The researchers utilized wood frogs (Lithobates sylvaticus) as a model system, studying fifteen populations with varied proximity to agriculture. Wood frogs live in a pond ecosystem and may be subject to pesticides directly or via run-off or aerial drift. Dr. Hua in a previous study found that populations of frogs living closer to crop growth had higher baseline tolerance to a common pesticide, carbaryl, but had no inducible tolerance to carbaryl and thus displayed constitutive tolerance. Conversely, populations habituating farther from agriculture have a low baseline but high inducible tolerance.

The bad news

Increased tolerance to pesticides in non-target species is good news. For example, frogs living near agriculture are important and the intent of pesticide use is not to disturb their ecosystem and decrease their population numbers. However, the research team found some bad news. According to one of the investigators, Dr. Rick Relyea, professor of biological sciences and director of the Darrin Fresh Water Institute at Rensselaer, “with that tolerance there is a tradeoff, which is that they become more susceptible to parasites that, in the case of ranavirus, can wipe out entire amphibian populations.”

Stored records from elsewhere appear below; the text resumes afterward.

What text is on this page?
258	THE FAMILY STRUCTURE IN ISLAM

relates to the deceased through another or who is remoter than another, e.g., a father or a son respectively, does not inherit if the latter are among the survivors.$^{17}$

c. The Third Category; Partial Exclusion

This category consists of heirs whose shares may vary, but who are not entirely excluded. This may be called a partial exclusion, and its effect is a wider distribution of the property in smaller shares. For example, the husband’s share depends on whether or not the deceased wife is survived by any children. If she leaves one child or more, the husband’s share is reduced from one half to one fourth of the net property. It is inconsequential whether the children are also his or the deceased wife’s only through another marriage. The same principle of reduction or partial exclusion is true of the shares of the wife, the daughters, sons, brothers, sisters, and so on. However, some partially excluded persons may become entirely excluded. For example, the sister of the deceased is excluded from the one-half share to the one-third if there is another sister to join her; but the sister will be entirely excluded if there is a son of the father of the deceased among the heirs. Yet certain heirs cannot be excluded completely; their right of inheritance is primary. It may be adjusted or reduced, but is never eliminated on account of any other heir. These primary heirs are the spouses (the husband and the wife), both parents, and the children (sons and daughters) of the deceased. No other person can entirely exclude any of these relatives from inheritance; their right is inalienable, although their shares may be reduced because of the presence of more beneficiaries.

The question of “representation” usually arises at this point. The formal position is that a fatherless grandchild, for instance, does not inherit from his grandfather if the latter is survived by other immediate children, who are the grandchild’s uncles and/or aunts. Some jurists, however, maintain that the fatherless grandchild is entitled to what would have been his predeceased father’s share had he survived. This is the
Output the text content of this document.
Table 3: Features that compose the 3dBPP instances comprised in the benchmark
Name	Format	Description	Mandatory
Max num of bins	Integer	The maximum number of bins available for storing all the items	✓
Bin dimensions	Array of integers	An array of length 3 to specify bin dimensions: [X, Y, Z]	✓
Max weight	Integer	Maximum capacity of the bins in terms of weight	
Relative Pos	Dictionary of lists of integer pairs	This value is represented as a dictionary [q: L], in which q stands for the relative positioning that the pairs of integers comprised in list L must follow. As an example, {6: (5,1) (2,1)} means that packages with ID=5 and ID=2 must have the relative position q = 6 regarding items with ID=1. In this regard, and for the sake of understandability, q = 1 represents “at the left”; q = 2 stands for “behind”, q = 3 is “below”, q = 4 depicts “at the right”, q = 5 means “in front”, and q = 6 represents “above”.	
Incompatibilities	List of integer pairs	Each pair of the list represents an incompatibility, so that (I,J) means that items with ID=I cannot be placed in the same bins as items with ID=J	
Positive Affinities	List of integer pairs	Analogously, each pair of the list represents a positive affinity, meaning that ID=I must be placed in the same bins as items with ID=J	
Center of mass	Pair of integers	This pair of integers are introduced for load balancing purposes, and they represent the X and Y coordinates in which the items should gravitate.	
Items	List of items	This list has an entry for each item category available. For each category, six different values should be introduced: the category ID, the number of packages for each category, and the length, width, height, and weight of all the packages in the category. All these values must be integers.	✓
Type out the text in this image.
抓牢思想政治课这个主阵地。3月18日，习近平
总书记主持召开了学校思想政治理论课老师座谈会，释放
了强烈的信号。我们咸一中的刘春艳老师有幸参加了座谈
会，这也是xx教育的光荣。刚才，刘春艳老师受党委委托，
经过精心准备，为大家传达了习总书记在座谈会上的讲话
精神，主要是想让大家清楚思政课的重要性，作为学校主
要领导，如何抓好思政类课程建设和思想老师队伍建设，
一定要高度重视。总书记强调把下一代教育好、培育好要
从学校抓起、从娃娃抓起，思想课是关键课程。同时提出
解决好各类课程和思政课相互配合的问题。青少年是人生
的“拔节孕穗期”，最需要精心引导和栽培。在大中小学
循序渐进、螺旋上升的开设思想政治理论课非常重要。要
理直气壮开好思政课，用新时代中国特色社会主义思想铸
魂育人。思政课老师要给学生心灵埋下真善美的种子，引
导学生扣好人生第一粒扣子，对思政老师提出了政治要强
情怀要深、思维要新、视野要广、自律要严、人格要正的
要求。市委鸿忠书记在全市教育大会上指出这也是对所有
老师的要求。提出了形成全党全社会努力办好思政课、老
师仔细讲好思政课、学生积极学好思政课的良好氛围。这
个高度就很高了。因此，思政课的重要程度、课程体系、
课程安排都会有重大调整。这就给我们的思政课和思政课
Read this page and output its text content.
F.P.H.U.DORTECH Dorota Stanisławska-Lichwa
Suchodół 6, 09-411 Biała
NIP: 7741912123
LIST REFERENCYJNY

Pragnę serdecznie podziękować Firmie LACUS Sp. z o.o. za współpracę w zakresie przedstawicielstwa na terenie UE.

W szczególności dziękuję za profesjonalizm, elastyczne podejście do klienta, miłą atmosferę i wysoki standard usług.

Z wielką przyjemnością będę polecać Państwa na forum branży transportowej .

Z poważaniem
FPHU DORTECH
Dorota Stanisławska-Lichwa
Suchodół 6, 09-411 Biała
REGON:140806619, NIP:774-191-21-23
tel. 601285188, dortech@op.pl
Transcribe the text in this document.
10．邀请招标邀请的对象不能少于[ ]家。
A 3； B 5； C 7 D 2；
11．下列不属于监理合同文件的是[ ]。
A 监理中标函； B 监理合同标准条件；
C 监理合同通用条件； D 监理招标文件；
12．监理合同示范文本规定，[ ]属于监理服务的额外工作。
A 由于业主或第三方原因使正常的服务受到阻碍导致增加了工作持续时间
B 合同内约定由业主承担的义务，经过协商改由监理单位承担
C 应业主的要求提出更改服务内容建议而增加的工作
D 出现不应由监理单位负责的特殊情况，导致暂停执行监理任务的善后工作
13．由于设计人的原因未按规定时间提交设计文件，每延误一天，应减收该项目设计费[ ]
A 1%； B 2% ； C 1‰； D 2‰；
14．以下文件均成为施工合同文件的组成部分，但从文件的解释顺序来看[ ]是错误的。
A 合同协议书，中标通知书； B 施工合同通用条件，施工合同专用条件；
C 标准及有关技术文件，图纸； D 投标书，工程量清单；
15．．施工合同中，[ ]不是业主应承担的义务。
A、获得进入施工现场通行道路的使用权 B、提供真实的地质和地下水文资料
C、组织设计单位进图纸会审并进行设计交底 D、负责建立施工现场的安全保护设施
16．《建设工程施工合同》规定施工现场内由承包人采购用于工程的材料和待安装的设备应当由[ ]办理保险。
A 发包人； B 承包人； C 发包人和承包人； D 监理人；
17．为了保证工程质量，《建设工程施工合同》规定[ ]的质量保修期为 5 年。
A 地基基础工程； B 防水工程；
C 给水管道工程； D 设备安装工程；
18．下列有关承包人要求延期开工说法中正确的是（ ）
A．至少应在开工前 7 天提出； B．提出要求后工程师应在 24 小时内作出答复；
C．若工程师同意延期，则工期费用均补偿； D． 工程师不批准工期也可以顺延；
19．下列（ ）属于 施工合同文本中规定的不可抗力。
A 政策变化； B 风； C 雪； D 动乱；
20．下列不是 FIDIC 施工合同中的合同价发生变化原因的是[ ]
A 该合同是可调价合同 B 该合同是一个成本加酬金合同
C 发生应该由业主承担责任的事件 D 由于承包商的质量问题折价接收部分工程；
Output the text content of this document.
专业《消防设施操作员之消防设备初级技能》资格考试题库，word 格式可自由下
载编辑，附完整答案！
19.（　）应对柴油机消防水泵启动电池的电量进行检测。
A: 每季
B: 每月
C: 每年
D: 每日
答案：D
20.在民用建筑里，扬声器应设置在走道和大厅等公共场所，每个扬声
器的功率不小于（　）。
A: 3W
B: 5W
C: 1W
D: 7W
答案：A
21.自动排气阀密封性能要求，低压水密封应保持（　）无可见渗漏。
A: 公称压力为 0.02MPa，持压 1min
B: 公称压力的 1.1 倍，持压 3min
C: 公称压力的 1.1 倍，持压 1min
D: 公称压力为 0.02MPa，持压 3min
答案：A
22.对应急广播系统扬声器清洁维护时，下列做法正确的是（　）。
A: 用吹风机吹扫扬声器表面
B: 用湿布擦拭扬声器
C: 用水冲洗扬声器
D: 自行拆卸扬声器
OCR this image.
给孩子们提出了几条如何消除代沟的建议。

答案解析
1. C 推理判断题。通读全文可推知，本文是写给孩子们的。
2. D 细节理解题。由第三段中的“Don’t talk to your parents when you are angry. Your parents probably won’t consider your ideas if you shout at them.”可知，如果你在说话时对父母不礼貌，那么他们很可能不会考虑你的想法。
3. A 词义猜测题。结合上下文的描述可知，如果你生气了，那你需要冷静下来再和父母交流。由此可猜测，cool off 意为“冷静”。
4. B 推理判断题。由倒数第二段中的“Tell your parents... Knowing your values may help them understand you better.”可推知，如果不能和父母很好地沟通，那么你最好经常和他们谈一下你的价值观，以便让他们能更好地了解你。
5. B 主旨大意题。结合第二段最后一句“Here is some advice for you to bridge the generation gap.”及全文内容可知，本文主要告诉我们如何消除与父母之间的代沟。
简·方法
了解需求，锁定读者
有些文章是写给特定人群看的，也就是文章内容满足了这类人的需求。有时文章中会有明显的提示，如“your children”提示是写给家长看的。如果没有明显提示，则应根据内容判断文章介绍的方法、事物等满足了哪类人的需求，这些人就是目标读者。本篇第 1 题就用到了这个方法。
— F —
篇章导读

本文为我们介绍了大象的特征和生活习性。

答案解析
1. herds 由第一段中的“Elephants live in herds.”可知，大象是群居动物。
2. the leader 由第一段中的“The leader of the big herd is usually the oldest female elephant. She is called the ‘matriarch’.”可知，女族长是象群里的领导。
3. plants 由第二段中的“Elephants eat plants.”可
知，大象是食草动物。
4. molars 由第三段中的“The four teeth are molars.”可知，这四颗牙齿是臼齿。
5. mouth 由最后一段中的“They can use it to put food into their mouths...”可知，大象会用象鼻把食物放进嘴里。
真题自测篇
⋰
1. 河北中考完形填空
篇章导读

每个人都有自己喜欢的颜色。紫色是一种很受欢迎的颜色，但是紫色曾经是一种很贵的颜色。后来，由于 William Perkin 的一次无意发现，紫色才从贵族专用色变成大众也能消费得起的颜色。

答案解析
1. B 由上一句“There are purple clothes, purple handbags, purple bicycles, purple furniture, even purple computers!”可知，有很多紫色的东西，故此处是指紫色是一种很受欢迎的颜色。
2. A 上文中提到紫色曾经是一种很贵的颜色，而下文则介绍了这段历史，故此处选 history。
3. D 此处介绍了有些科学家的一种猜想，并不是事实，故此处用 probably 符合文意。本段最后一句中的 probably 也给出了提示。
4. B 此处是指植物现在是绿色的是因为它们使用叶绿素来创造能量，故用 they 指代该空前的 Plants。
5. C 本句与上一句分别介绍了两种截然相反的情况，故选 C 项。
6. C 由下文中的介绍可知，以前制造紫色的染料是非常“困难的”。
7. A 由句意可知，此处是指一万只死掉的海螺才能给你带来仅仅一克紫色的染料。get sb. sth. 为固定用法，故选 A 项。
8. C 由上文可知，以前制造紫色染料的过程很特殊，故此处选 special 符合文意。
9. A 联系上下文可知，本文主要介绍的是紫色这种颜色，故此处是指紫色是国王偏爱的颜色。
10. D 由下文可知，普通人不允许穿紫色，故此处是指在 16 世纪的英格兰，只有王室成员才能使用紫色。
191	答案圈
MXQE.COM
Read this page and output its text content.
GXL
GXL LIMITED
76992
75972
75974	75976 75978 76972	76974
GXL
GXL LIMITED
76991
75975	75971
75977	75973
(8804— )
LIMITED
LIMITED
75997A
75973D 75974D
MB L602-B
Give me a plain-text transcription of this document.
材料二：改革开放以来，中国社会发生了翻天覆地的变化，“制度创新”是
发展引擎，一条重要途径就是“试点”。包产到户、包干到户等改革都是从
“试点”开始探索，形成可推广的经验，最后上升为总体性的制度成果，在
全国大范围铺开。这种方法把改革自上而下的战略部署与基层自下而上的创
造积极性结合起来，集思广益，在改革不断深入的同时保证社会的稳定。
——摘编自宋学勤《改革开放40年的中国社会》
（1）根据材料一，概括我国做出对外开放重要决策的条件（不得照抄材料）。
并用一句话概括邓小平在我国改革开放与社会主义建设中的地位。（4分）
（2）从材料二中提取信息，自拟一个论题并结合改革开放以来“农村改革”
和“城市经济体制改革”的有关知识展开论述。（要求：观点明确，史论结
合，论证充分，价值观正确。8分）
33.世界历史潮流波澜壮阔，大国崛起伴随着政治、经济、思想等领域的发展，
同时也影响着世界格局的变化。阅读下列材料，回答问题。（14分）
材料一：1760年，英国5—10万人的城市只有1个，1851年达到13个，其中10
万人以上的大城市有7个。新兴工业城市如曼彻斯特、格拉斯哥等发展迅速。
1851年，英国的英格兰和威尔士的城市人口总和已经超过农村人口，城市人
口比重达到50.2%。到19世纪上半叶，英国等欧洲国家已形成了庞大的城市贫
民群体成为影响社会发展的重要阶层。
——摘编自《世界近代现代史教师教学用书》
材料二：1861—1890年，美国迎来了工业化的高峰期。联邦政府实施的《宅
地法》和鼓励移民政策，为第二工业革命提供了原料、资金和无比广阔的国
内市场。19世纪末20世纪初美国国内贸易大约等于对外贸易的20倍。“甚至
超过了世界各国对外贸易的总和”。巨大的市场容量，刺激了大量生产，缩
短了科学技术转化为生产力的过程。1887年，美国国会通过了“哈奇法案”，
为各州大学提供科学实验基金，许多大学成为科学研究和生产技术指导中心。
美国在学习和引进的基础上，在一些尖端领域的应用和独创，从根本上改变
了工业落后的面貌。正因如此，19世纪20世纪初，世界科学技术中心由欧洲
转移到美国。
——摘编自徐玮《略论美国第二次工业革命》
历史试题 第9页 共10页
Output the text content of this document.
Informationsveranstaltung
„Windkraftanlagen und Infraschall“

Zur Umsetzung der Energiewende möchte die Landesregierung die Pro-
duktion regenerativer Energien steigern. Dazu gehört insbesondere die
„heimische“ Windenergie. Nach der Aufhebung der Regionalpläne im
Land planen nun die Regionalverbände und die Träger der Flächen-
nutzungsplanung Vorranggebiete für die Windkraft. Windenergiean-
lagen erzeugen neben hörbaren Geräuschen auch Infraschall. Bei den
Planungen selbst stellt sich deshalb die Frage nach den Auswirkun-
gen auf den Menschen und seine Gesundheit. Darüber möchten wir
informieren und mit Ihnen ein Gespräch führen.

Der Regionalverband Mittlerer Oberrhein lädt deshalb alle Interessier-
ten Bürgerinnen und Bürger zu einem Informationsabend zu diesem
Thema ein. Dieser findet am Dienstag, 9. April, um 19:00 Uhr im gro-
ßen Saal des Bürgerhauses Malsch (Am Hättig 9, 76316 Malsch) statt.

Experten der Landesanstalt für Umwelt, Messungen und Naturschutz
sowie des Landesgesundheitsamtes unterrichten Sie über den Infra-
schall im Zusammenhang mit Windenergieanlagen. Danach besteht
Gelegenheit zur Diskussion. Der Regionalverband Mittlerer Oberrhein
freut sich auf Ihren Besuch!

Amphibian response to parasites is very complex and concerning as amphibians are declining worldwide. The researchers looked at wood frogs from the fifteen populations and their response to stressors in addition to pesticide use, including ranavirus. They found that amphibians living closer to agriculture with a higher level of tolerance had higher ranavirus viral loads than populations farther from pesticide use and agriculture with a higher inducible tolerance.

A deadly virus

Ranavirus has the capability to wipe out amphibian populations. It is a double-stranded DNA virus (dsDNA) capable of infecting amphibians and reptiles (including species of tortoises, snakes, lizards and geckos). Other related viruses are very detrimental to fish populations. It is thought that ranavirus evolved from a related fish virus that gained the ability to infect reptiles and amphibians. Ranavirus has been implicated as a factor in the decline of amphibian populations in recent years.

A fragile ecosystem

As researchers learn more about the use of pesticides and its effect on tolerance of nearby species of flora and fauna, it is clear that these ecosystems are very complex and fragile. As tolerance rapidly evolves, tradeoffs exist of which we must be conscious.